Hacker News new | ask | show | jobs
by cs702 2184 days ago
"Quién es más macho?"

In a very short time, transformers have gone from under 1B, to 1.5B, to 3B, to 5B, to 175B, and now 600B parameters. 1T is only, what, like 67% more parameters, and therefore likely to be achieved in the short term. In fact, the authors of this paper tried 1T but ran into numerical issues that they will surely address soon. Not long after someone crosses 1T, expect 10T to become the next target. And why not? The best-funded AI research groups are in a friendly competition to build the biggest, baddest, meanest m-f-ing models the world has ever seen.

Scores continue to increase with diminishing returns, which is all fine and nice, but more importantly it seems we should expect to see machine-generated text getting much better from a qualitative standpoint -- that is, becoming less and less distinguishable from a lot of human output. That has been the trend so far.

We live in interesting times.

3 comments

This is a sparse model. You can't just compare the parameter count against dense models like GPT-3.

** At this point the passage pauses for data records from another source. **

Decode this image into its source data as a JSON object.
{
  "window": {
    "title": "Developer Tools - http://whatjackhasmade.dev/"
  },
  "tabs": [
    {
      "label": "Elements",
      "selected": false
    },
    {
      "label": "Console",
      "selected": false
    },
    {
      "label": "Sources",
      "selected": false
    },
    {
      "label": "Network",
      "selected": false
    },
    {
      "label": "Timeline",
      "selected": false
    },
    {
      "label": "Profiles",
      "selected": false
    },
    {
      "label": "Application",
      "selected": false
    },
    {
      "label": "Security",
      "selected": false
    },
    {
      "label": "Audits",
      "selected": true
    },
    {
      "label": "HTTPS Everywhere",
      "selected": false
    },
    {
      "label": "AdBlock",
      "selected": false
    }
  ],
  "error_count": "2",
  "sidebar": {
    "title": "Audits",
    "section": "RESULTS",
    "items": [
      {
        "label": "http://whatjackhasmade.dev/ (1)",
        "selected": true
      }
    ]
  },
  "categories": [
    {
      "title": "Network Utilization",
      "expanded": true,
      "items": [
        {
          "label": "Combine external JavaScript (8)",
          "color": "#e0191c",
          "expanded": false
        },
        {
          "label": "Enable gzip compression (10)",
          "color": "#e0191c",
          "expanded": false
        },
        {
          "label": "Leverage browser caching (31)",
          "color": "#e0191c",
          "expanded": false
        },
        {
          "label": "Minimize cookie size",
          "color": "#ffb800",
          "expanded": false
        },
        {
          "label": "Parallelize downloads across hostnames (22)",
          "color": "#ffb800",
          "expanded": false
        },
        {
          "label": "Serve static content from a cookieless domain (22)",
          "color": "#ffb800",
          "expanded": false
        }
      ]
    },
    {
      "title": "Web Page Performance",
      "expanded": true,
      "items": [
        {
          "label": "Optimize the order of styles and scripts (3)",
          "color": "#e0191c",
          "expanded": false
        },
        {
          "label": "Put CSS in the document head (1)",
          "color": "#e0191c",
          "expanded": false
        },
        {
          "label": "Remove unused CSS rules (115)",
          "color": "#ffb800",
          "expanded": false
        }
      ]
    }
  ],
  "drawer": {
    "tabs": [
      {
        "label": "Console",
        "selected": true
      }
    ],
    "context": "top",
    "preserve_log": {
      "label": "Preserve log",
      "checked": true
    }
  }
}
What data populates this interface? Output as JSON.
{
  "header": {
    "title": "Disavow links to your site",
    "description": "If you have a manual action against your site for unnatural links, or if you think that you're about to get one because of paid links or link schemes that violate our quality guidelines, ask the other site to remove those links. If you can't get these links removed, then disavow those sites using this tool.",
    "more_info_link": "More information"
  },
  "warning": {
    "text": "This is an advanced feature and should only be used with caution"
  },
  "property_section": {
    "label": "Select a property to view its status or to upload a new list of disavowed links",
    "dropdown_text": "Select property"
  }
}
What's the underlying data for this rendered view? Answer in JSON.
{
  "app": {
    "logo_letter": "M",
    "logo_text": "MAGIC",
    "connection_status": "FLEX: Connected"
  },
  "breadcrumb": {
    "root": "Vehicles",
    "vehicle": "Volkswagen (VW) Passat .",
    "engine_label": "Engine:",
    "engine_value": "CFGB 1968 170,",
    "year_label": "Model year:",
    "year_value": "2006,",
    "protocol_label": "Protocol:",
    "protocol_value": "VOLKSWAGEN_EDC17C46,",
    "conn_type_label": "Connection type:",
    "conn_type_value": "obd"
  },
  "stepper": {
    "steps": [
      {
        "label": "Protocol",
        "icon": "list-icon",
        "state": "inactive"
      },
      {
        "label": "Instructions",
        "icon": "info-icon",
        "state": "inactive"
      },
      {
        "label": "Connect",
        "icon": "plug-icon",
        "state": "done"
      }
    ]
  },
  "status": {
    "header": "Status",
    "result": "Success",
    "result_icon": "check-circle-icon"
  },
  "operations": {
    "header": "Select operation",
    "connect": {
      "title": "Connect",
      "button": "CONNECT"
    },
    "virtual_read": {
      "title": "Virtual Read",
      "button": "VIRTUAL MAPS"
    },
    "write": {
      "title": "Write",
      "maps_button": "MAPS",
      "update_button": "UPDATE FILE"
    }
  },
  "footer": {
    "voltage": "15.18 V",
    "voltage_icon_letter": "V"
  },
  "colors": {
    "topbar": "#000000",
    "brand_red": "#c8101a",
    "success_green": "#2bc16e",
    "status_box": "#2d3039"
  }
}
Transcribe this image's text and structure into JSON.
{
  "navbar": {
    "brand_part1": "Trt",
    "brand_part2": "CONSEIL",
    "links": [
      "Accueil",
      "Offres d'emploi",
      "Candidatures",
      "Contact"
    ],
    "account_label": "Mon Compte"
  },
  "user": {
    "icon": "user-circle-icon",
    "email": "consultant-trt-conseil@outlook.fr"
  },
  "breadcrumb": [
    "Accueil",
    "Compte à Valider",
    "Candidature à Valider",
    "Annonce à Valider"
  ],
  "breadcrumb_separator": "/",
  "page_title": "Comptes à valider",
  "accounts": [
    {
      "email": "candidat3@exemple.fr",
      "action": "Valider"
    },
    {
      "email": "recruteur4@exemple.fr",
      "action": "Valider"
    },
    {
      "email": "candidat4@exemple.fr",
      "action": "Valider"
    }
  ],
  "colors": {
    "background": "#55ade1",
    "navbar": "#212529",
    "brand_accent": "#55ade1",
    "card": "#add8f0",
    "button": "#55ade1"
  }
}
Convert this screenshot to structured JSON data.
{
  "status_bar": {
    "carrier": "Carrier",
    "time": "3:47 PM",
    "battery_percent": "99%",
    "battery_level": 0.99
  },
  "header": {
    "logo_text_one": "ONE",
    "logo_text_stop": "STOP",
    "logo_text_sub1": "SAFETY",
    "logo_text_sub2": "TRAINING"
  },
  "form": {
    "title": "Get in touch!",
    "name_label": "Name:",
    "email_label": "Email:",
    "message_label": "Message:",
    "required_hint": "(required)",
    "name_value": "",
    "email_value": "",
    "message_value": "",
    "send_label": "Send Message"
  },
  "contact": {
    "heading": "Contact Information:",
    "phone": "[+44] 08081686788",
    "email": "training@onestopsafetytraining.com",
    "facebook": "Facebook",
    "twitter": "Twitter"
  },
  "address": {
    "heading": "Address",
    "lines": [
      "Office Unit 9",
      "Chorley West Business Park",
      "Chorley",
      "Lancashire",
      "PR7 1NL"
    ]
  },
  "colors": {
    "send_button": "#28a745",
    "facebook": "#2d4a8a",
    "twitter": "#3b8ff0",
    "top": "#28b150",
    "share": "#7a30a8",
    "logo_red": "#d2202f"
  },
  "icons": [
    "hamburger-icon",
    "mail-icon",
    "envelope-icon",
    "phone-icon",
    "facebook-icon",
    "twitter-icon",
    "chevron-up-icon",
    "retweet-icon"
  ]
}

Otherwise, Google already had a 137B parameter model in 2017: https://arxiv.org/abs/1701.06538

The model is sparsely-gated, not sparse. The individual experts in each mixture of experts are dense layers but they're sparsely activated, i.e., on each forward pass only some of them are conditionally used.

As to comparing parameter counts, I disagree with you. I think it's perfectly OK to compare parameter counts for different kinds of models. It would also be perfectly OK to compare, say, computational efficiency per parameter in each forward pass (which for this model is impressive), but that wasn't the focus on my comment above.

Finally, you're right that I didn't mention all the interim parameter counts that we have seen below 600B in all transformer variants. The list would have been way too long had I tried to include every figure!

Probably the most relevant comparison here would be a mix of wallclock-hours and FLOPS. The MoE may be inefficient on a parameter level, but it may be the most efficient way to convert FLOPS into model power (sort of like how you currently do better making models wider than deeper - experts are the ultimate 'width').
It depends on your goal. If you want to measure the number of "artificial synapses" or connections, total parameters is the right figure to use, because each weight is one such connection. If you want to measure the computational cost of training or inference, then wallclock-hours and FLOPs would be better figures.

The 100's of trillions of connections (synapses) in the human brain are sparsely used -- i.e., your entire brain doesn't light up in response to every single stimulus. But we still talk about 100's of trillions of synapses when we refer to the size of the human brain's connectome. It's a perfectly valid way of measuring model size.

More to your point, the authors measure the computational cost of training in Table 3 of the paper in TPU-core-years for the various mixture-of-expert models, and compare them to an always-densely-used variant.

Fair enough, sparse usually means weights are sparse and not activations.

Obviously you can compare parameter count if you really want to, but from a technical point of view training a densely activated model is a much bigger feat. Also, I have personally spoken to one of the authors of this paper and they said sparsely activated models tend to well better on tasks that require knowledge but not tasks that require intelligence (e.g. GLUE).

I agree, training a dense model with the same number of parameters would be much a bigger feat.

Otherwise, as I mentioned elsewhere on this page, we routinely describe the size of the human brain in terms of numbers of synapses (connections), even though they are sparsely activated. Only a small subset of your brain 'lights up' for a given input. Number of parameters (connections) is a perfectly sensible way to measure model size.

Anyway, I expect we will see both much larger sparsely and densely activated models going forward. We live in interesting times :-)

Well if you can come up with a more elegant way forward, one that doesn’t require all that hardware and money and should, therefore, by definition be within the reach of the critics of “big” AI, I see no reason why it’s superior qualitative results wouldn’t be appreciated.
I'm not a critic! But I can see how my comment, meant to be a bit humorous, could be misinterpreted as being critical.

Personally, I think the friendly race to build bigger models is a great development. As I mentioned above, it seems to be leading to models that generate text/sequences that are qualitatively much better.

Are they using this for google translate yet. As https://www.deepl.com/en/translator is better than google translate currently. Although for translating forums on a website etc I think netflix method would be better I hope google adopts it for its translate app https://arxiv.org/abs/2005.11197
Highly unlikely at the moment. But clearly that is the direction in which translation is going, so companies lacking the economies of scale that come with owning massive computational infrastructure will be at a serious disadvantage.
Google Translate's last major update was in May. They still use more restricted model sizes than the top-end research, but the techniques are making their way into the product.

https://ai.googleblog.com/2020/06/recent-advances-in-google-...

With a cursory analysis, it's not obvious whether DeepL is better than Google Translate any more.